Response Sanitization
Onwards can enforce strict OpenAI API schema compliance for /v1/chat/completions responses. This feature:
- Removes provider-specific fields from responses
- Rewrites the model field to match what the client originally requested
- Supports both streaming and non-streaming responses
- Validates responses against OpenAI’s official API schema
- Sanitizes error responses to prevent upstream provider details from leaking to clients
This is useful when proxying to non-OpenAI providers that add custom fields, or when using onwards_model to rewrite model names upstream.
Note: For production deployments requiring additional security (request validation, error standardization), consider using Strict Mode instead, which includes response sanitization plus comprehensive security features.

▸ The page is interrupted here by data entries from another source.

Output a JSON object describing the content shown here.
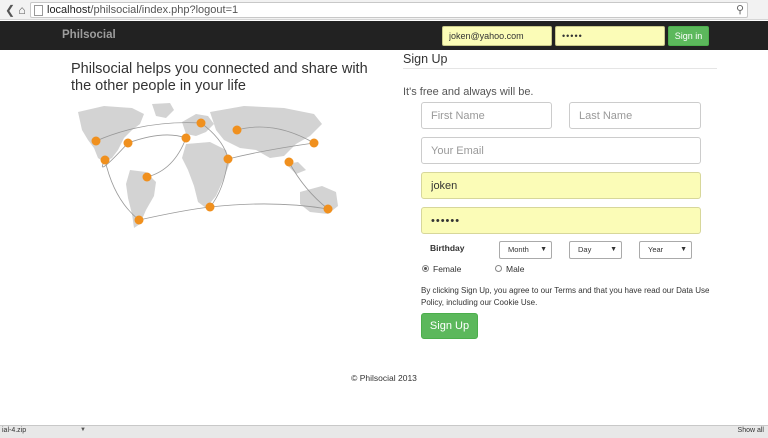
{
  "browser": {
    "url_host": "localhost",
    "url_path": "/philsocial/index.php?logout=1",
    "icons": [
      "back-icon",
      "forward-icon",
      "home-icon",
      "page-icon",
      "search-icon"
    ]
  },
  "navbar": {
    "brand": "Philsocial",
    "login_email_value": "joken@yahoo.com",
    "login_password_value": "•••••",
    "signin_label": "Sign in"
  },
  "hero": {
    "tagline": "Philsocial helps you connected and share with the other people in your life"
  },
  "signup": {
    "title": "Sign Up",
    "subtitle": "It's free and always will be.",
    "first_name_placeholder": "First Name",
    "last_name_placeholder": "Last Name",
    "email_placeholder": "Your Email",
    "username_value": "joken",
    "password_value": "••••••",
    "birthday_label": "Birthday",
    "month_select": "Month",
    "day_select": "Day",
    "year_select": "Year",
    "gender_female": "Female",
    "gender_male": "Male",
    "terms": "By clicking Sign Up, you agree to our Terms and that you have read our Data Use Policy, including our Cookie Use.",
    "button_label": "Sign Up"
  },
  "footer": {
    "copyright": "© Philsocial 2013"
  },
  "download_bar": {
    "item": "ial-4.zip",
    "show_all": "Show all"
  },
  "colors": {
    "navbar_bg": "#222222",
    "success_green": "#5cb85c",
    "autofill_yellow": "#fbfcb7",
    "map_land": "#d3d3d3",
    "map_dot": "#f0901e"
  }
}
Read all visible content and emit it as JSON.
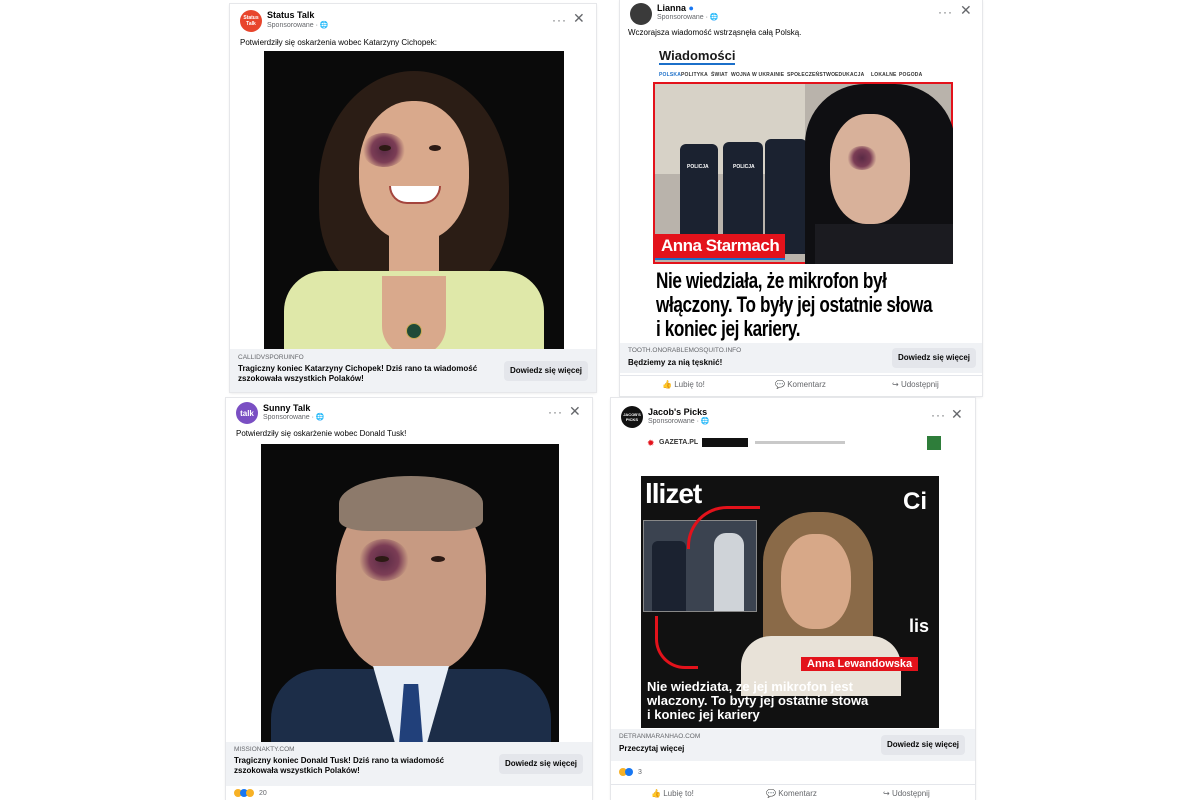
{
  "posts": [
    {
      "author": "Status Talk",
      "avatar_text": "Status Talk",
      "sponsored": "Sponsorowane · ",
      "text": "Potwierdziły się oskarżenia wobec Katarzyny Cichopek:",
      "domain": "CALLIDVSPORUINFO",
      "title": "Tragiczny koniec Katarzyny Cichopek! Dziś rano ta wiadomość zszokowała wszystkich Polaków!",
      "cta": "Dowiedz się więcej"
    },
    {
      "author": "Lianna",
      "sponsored": "Sponsorowane · ",
      "text": "Wczorajsza wiadomość wstrząsnęła całą Polską.",
      "news_logo": "Wiadomości",
      "news_nav": [
        "POLSKA",
        "POLITYKA",
        "ŚWIAT",
        "WOJNA W UKRAINIE",
        "SPOŁECZEŃSTWO",
        "EDUKACJA",
        "LOKALNE",
        "POGODA"
      ],
      "police_label": "POLICJA",
      "name_banner": "Anna Starmach",
      "headline": [
        "Nie wiedziała, że mikrofon był",
        "włączony. To były jej ostatnie słowa",
        "i koniec jej kariery."
      ],
      "domain": "TOOTH.ONORABLEMOSQUITO.INFO",
      "title": "Będziemy za nią tęsknić!",
      "cta": "Dowiedz się więcej",
      "actions": [
        "Lubię to!",
        "Komentarz",
        "Udostępnij"
      ]
    },
    {
      "author": "Sunny Talk",
      "avatar_text": "talk",
      "sponsored": "Sponsorowane · ",
      "text": "Potwierdziły się oskarżenie wobec Donald Tusk!",
      "domain": "MISSIONAKTY.COM",
      "title": "Tragiczny koniec Donald Tusk! Dziś rano ta wiadomość zszokowała wszystkich Polaków!",
      "cta": "Dowiedz się więcej",
      "reaction_count": "20"
    },
    {
      "author": "Jacob's Picks",
      "avatar_text": "JACOB'S PICKS",
      "sponsored": "Sponsorowane · ",
      "gazeta": "GAZETA.PL",
      "video_top_left": "llizet",
      "video_top_right": "Ci",
      "video_side": "lis",
      "name_banner": "Anna Lewandowska",
      "subtitle": [
        "Nie wiedziata, ze jej mikrofon jest",
        "wlaczony. To byty jej ostatnie stowa",
        "i koniec jej kariery"
      ],
      "domain": "DETRANMARANHAO.COM",
      "title": "Przeczytaj więcej",
      "cta": "Dowiedz się więcej",
      "reaction_count": "3",
      "actions": [
        "Lubię to!",
        "Komentarz",
        "Udostępnij"
      ]
    }
  ],
  "icons": {
    "menu": "···",
    "close": "✕"
  },
  "colors": {
    "fb_gray": "#f0f2f5",
    "news_red": "#e3121b",
    "jacket": "#dfe8a9"
  }
}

Enabling response sanitization
Add sanitize_response: true to any target or provider in your configuration.
Single provider:
{
"targets": {
"gpt-4": {
"url": "https://api.openai.com",
"onwards_key": "sk-your-key",
"onwards_model": "gpt-4-turbo-2024-04-09",
"sanitize_response": true
}
}
}
Pool with multiple providers:
{
"targets": {
"gpt-4": {
"sanitize_response": true,
"providers": [
{
"url": "https://api1.example.com",
"onwards_key": "sk-key-1"
},
{
"url": "https://api2.example.com",
"onwards_key": "sk-key-2"
}
]
}
}
}
How it works
When sanitize_response: true and a client requests model: gpt-4:
- Request sent upstream with
model: gpt-4 - Upstream responds with custom fields and
model: gpt-4-turbo-2024-04-09 - Onwards sanitizes:
- Parses response using OpenAI schema (removes unknown fields)
- Rewrites
modelfield togpt-4(matches original request) - Reserializes clean response
- Client receives standard OpenAI response with
model: gpt-4
Common use cases
Third-party providers (e.g., Together AI) often add extra fields like provider, native_finish_reason, cost, etc. Sanitization strips these.
Provider comparison – normalize responses from different providers for consistent handling.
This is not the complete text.